D. Pengkajian Nyeri Pasien
Penatalaksanaan nyeri memerlukan penilaian dan usaha cermat untuk memahami pengalaman nyeri pasien dan mengidentifikasi kausa sehingga kausa tersebut dapat dihilangkan, apabila mungkin (Price & Wilson, 2005). Pasien dapat menunjukkan lokasi nyerinya, serta perlu diketahui nyerinya bersifat superfisial atau dalam. Perawat perlu menanyakan awitan nyeri, pola, serta faktor-faktor yang memperparah dan mengurangi nyeri pasien.
Perilaku nonverbal seperti wajah meringis, menangis, ayunan langkah atau postur abnormal, ketegangan otot, dan tindakan melindungi bagian yang nyeri merupakan indikator nyeri yang sering dijumpai di klinis. Akhirnya, perawat perlu melakukan inspeksi dan palpasi daerah yang nyeri untuk menguji kisaran gerakan dari sendi yang terkena, menentukan adanya defans muskulorum, dan mengidentifikasi pemicu titik nyeri dan daerah yang sensasinya menurun atau meningkat.

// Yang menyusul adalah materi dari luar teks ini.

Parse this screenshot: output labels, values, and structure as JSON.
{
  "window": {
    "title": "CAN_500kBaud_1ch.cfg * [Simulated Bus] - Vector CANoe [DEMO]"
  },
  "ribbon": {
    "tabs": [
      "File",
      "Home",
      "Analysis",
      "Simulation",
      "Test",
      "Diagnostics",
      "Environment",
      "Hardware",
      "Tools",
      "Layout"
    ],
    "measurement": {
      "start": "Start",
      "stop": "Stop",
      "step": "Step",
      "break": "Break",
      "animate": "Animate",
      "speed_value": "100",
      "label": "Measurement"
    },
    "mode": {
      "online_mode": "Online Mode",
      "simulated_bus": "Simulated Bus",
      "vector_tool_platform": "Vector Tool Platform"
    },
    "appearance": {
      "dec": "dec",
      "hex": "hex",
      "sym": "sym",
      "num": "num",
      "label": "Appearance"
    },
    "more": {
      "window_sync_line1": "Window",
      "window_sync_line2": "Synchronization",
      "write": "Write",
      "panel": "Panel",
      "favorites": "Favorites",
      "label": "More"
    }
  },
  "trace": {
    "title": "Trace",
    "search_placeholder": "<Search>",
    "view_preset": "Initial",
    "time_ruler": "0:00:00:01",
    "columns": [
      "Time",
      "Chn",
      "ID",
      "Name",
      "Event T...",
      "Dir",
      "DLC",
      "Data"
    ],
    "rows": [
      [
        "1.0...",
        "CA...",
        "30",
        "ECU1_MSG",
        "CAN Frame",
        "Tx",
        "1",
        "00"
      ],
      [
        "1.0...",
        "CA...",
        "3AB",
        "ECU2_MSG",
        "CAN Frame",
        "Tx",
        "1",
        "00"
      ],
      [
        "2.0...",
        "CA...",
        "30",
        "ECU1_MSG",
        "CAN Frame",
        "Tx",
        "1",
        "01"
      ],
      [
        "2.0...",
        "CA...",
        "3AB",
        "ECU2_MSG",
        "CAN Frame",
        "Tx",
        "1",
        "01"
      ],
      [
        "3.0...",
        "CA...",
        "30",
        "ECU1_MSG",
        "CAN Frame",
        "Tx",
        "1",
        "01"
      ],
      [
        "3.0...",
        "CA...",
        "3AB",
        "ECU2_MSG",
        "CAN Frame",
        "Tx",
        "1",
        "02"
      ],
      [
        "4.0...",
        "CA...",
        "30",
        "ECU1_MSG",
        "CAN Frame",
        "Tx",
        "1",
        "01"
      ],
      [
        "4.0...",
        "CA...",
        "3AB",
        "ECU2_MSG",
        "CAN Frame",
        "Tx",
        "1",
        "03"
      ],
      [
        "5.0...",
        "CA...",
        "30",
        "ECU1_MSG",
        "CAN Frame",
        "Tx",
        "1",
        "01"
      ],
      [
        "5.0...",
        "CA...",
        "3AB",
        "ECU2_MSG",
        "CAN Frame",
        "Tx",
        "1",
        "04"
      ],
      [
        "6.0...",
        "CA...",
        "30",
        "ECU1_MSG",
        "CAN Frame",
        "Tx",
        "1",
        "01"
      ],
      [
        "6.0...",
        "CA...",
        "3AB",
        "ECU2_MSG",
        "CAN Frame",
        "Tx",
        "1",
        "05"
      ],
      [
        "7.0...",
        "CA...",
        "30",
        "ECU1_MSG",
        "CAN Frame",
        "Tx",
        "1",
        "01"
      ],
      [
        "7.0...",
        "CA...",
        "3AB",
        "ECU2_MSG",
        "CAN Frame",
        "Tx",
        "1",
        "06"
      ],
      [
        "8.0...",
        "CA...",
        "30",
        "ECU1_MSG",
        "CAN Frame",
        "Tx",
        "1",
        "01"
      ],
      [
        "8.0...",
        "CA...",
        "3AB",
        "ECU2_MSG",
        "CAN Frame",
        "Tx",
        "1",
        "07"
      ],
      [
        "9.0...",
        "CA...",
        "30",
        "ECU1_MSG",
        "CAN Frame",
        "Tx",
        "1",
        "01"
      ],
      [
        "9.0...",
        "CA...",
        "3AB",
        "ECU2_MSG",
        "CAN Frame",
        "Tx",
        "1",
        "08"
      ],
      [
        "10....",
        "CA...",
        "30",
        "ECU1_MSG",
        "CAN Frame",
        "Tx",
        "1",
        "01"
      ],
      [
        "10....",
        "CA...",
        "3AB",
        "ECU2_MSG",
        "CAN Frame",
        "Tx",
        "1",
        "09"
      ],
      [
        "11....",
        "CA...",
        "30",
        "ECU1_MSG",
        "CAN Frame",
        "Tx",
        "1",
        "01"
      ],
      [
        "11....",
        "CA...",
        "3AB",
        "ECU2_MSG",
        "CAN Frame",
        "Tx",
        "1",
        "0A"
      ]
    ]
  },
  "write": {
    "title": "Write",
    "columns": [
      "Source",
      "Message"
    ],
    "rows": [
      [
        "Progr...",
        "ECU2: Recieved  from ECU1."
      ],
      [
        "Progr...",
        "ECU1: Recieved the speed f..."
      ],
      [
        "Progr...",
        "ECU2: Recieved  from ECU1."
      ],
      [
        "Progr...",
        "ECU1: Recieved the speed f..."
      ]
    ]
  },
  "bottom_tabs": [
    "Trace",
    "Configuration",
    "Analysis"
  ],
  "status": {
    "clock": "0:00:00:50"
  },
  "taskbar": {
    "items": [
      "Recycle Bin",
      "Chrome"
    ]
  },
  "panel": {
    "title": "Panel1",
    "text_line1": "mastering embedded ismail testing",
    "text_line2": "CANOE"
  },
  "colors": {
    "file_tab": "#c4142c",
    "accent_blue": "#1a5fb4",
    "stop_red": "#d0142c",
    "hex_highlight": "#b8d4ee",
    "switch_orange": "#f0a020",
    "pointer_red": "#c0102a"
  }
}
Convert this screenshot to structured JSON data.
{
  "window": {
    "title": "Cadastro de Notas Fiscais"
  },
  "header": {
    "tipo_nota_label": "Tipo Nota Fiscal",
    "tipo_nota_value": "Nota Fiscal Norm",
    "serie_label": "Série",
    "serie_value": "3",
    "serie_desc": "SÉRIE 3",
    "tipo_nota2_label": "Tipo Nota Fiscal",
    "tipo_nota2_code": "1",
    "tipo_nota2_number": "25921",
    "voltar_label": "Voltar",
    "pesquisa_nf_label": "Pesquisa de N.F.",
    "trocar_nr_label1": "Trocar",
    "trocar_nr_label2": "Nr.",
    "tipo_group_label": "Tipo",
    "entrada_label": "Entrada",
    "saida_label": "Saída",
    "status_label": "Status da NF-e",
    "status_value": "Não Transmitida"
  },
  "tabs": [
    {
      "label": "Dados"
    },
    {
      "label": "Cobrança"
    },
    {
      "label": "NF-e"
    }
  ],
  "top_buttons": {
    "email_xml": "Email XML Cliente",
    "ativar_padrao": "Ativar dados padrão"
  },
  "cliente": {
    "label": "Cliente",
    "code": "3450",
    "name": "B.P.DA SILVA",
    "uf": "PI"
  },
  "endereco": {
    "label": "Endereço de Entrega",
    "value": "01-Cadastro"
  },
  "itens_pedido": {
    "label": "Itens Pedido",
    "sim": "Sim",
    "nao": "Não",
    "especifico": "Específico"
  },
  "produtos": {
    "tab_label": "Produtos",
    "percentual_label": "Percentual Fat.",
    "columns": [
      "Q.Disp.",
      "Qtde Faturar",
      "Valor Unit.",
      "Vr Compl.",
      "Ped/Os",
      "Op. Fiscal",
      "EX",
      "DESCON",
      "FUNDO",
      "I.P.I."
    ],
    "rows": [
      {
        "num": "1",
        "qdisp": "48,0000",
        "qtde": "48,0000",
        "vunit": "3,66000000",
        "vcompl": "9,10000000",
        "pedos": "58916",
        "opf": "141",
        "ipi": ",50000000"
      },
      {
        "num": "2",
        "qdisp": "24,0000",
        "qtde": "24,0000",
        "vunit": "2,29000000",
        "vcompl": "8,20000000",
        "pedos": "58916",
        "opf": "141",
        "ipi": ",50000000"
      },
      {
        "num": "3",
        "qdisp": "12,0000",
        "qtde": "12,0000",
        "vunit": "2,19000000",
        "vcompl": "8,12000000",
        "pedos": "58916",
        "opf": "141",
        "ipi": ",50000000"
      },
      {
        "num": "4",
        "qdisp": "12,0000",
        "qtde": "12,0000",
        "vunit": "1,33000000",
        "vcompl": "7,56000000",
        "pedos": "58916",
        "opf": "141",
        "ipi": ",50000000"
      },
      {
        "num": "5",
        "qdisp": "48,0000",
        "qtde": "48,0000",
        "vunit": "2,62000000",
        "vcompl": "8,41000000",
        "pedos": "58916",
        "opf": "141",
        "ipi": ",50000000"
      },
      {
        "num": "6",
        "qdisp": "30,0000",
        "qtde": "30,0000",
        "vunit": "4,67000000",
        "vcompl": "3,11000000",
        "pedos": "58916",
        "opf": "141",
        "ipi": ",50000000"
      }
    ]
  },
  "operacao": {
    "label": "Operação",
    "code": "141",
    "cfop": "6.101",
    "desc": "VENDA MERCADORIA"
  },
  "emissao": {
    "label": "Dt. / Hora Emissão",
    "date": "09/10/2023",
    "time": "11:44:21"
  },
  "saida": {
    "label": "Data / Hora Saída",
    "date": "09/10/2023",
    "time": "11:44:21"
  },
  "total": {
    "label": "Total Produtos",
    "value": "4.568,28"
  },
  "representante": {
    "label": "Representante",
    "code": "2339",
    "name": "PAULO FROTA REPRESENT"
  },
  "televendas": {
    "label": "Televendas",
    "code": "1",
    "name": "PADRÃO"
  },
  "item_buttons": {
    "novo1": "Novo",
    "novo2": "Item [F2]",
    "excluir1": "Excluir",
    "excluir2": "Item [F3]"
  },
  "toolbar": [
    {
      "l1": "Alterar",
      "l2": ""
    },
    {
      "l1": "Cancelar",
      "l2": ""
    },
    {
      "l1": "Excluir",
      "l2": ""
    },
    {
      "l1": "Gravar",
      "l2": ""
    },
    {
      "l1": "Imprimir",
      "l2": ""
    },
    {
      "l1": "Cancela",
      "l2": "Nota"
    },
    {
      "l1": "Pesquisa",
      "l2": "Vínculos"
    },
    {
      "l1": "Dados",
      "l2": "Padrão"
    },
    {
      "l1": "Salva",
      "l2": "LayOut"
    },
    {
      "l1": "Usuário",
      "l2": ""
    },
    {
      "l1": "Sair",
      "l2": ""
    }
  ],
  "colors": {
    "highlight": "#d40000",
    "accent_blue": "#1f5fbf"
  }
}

Ada beberapa instrument yang dapat digunakan untuk menilai nyeri individu unidimensional, yaitu Verbal Rating Scale (skala nyeri verbal), Numeric Rating Scale (skala nyeri numerik) dan Face Pain Scale-Revised (skala nyeri wajah). Skala nyeri verbal menggunakan kata-kata dan bukan angka atau garis untuk menggambarkan tingkat nyeri individu. Skala yang digunakan dapat berupa tidak ada nyeri, sedang, atau parah. Hilang atau redanya nyeri dapat dinyatakan sebagai sama sekali tidak hilang, sedikit berkurang, cukup berkurang, dan nyeri hilang sama sekali.